Stevenson (Robert Louis) se despertó una noche bruscamente de lo que él llamaría “una dulce pesadilla”. Era el germen de su famosa novela “El extraño caso del doctor Jekyll y el señor Hyde”. El personaje protagonista se transforma en un monstruo abyecto con doble personalidad, respetable por fuera y criminal por dentro, anticipándose a las teorías freudianas.
Todos tenemos pulsiones inconfesables, según Don Sigmund. Y me pregunto si alguien que tuviese la posibilidad de eliminar a un enemigo con total impunidad con solo apretar un botón, o robar sin ser descubierto, podría resistirse a ellas.
Otro escritor del pasado, autor de relatos inolvidables que aún escuchan nuestros tiernos infantes, fue Hans Christian Andersen, que recogió una antigua fábula oriental para transformarla en la historia de un rey que paseaba desnudo. Unos embaucadores lo convencieron para que les encargara un fastuoso traje , luego se quedaron con las ricas telas y le timaron diciéndole que era invisible para los imbéciles. Como todos saben, los lacayos serviles adularon al monarca por su elegancia aunque el hombre iba a cuerpo gentil por la calle y solo la inocencia de un niño puso en evidencia su desnudez total.
Estos cuentos me vinieron a la cabeza mientras contemplaba las penosas imágenes de la visita real a Sanxenxo, del emérito. El “Guéi” , para mí, debido a una anécdota que una vez me contaron en Baleares. Dicen que el entonces Rey estaba en Mallorca y quiso pasar a saludar a su gran amigo Camilo José Cela. Era tarde por la noche, casi de madrugada. Juan Carlos había cenado opíparamente en el Club Náutico como de costumbre y a esas horas estaba un poco perjudicado. Contrariando a la escolta, insistió en ver a Don Camilo. “Pero si le llevo una botella de Dom Perignon, que le encanta”, les dijo. Tocaron a la puerta y al rato salió el autor de La Colmena con su bonete y camisón de dormir y un genio de los mil demonios. “¡Quién osa perturbar mi sagrado descanso!”, vociferó desde el balcón.
“¡Camilo, que soy el Rey!”, contestó S.M. El escritor oyó mal, seguramente por la dicción borbónica y le espetó: “Aquí no conocemos a ningún gay. Váyase Ud. a tomar por retambufa, bujarrón”.
“Se non e vero é ben trovato”, o tal vez se trate solamente de un mal chiste, no sé.
Lo cierto es que situaciones esperpénticas como la de la visita a los súbditos galaicos abona la leyenda. Dicen que iba vestido de Prada (un chaleco de mil quinientas cucas) y que el ticket de avión (cien mil de ida, y otro tanto de vuelta) le salió “premiado”.
Yo ya no sé qué creer.
Recomiendo a los perplejos la lectura de ese lucido filósofo que fue Jean Baudrillard, que escribió un excelente tratado sobre la inteligencia del Mal. Allí dice que la corrupción de las élites es exactamente la de todos. Y que la corrupción jamás es un accidente sino que “ es inherente al ejercicio del poder y, por lo tanto, al ejercicio del Mal”. Un Mal que no tiene que ver tanto con la moral sino con una “ausencia de destino” que provoca un vuelco maléfico.

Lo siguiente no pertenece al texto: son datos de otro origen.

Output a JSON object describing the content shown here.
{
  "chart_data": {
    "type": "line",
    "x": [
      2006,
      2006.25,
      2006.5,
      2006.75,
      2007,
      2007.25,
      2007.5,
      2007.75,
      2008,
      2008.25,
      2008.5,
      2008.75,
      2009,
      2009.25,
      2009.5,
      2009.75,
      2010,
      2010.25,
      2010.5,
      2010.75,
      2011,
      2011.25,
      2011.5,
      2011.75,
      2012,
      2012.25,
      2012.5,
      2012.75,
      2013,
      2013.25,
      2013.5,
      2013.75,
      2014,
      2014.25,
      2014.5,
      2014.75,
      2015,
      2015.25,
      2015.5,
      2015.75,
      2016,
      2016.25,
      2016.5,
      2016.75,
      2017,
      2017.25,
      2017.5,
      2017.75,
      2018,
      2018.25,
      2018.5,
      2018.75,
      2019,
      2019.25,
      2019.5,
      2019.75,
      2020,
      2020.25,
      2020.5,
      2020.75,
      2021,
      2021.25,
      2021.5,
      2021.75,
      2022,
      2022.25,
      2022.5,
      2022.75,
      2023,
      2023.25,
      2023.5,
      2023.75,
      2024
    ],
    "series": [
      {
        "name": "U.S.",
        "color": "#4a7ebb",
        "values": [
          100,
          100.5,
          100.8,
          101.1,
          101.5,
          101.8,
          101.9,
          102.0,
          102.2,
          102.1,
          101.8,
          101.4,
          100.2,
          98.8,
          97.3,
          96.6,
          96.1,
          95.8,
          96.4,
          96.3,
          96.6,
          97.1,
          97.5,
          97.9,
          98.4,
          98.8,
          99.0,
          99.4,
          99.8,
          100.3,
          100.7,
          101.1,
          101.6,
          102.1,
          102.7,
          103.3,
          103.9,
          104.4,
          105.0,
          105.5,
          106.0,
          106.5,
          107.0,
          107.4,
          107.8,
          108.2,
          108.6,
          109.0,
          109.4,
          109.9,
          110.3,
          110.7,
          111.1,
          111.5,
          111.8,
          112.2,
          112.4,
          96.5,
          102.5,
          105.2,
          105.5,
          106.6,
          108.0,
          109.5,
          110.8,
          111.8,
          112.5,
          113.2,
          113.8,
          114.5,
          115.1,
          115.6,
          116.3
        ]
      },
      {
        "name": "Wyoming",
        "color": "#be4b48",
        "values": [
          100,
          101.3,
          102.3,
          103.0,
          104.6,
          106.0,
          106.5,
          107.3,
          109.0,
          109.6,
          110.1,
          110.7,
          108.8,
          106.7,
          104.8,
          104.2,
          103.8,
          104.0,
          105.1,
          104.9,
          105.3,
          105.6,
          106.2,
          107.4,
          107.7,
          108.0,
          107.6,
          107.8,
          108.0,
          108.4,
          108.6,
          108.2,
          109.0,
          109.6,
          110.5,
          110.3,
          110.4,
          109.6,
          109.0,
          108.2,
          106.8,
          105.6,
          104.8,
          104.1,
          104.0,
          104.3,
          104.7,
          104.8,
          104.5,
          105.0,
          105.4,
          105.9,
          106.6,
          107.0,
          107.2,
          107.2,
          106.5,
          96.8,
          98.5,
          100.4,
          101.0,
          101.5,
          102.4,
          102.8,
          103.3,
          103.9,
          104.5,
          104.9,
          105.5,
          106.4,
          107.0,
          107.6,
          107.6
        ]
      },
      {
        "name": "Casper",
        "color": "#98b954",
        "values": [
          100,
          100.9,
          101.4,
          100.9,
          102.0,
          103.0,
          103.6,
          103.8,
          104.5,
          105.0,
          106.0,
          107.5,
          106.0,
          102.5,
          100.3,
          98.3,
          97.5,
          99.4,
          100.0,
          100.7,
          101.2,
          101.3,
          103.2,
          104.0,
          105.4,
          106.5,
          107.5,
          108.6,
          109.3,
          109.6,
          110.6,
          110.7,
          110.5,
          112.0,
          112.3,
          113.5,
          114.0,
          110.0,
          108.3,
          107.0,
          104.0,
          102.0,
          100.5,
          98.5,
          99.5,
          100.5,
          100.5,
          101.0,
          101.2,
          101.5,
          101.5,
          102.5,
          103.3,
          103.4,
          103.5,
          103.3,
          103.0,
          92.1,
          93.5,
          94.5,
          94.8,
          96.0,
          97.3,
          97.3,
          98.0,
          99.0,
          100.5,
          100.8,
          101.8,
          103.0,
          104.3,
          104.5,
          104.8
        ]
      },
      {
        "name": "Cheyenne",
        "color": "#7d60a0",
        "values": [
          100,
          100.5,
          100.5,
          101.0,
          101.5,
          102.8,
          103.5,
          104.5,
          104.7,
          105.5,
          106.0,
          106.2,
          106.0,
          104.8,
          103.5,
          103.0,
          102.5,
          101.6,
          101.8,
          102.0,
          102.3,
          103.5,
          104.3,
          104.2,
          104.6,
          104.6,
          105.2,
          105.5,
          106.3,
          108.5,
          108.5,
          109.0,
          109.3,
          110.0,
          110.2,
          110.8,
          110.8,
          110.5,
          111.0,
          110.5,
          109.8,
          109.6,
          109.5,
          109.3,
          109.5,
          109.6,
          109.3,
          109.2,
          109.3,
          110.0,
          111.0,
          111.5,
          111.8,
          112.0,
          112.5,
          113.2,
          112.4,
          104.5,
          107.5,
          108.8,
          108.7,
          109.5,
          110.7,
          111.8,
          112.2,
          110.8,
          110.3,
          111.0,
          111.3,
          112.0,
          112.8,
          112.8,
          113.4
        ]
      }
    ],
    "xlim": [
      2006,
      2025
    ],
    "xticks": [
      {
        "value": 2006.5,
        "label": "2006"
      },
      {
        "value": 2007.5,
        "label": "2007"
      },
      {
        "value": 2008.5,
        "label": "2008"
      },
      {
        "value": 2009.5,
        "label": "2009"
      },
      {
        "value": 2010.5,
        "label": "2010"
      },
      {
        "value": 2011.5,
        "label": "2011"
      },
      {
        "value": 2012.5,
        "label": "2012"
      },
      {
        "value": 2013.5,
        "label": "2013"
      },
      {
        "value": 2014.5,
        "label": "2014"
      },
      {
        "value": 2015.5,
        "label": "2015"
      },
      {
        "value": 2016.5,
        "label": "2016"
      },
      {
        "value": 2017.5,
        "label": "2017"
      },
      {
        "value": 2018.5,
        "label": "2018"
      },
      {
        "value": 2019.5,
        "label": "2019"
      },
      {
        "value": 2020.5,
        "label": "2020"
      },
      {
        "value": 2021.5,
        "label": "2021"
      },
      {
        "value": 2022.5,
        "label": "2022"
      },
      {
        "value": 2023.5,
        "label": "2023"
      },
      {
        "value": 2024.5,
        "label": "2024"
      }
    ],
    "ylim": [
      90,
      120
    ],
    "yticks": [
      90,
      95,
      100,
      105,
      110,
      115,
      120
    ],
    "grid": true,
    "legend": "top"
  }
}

Al poder no se lo perdona, dice también el filósofo francés, ni se le inflige un castigo real. La astucia de los dominados, que escogen vivir a la sombra del poder, consiste “en pasar por encima de sus pequeñas malversaciones” en esta comedia de trampantojo en la que nos hemos despojado de una responsabilidad en su beneficio. Esto es lo que se denomina “contrato social”. Delegamos el poder y les dejamos a ellos una función servil: la de administrar las cosas.
Dios guarde a los herederos del poder. Se puede renunciar a un legado económico dudoso, pero no a las consecuencias de la maldición del poder. Como decía el Marco Antonio del bardo de Stratford- upon- Avon :“el Mal que los hombres hacen les sobrevive y el Bien baja a la tumba con sus huesos”.
En mi país existía un personaje de cómic, un pajarraco llamado Condorito, que metía mucho la pata. Pero cuando lo expulsaban a patadas de los sitios (de un bar o de la casa de sus suegros) gritaba “¡Exijo una explicación!”. No quiero ser como Condorito y sus “condoros” (expresión chilena que ha significado con el tiempo “meter la pata”). No, yo no deseo ninguna explicación de lo inexplicable. Explicación de qué, Su Majestad.
Epílogo mejicano: canten conmigo la canción de Vicente Fernández. Huey.